A number of companies, such as Arc Bio, already offer commercial NGS-based assays for pathogen detection. However, microbial identification using MIPs with NGS appears to be novel.

While the authors of the current study said they want to explore the technology further in the biosurveillance context, Sozhamannan thinks it has potential for commercial use in diagnostics. "Although this assay is not there yet," Sozhamannan said about commercialization, "it’s the first step to achieving that goal."

To commercially compete with real-time PCR assays, which he said are currently the gold standard in infectious disease diagnostics, the MIP-based NGS approach still needs to improve in terms of cost effectiveness, limits of detection, preventing sample cross contamination within a sequencing run, turnaround time, portability, and insurance coverage, he noted. 

Although the authors did not conduct a cost analysis for their study, they reported that sequencing reagents for both Illumina and ONT were "the most significant expense" for the workflow.
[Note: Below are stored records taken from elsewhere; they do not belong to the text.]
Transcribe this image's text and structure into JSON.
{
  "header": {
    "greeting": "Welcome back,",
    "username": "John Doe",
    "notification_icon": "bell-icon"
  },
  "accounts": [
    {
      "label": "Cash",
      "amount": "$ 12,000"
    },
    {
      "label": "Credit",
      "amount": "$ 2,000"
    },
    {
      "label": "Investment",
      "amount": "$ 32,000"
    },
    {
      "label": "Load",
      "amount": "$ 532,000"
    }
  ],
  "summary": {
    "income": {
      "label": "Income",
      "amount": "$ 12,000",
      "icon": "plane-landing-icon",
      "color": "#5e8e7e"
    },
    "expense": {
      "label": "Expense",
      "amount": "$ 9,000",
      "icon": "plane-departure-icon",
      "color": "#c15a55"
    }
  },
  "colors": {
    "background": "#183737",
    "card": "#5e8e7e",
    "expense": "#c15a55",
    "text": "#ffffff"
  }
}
Minogue said he sees the cost for MIP-based NGS will "fit in between" the cost of real-time PCR and metagenomic sequencing.

He said his team is currently not planning to commercialize the technology described in the paper. According to an USAMRIID spokesperson, the scientists at the agency "take the technology as far as we can and then hand it off for advanced development." Additionally, USAMRIID’s parent organization, the U.S. Army Medical Research and Development Command, "coordinates intellectual property licensing on behalf of all the subordinate laboratories."

"If successfully taken through the FDA approval process, this work opens up a new avenue of clinical diagnostics," Sozhamannan said. "This can be a trend setter for the development of other panels, such as a panel for biothreat detection. I can also imagine other areas of relevance for infectious diseases, such as for veterinary diagnostics and beyond."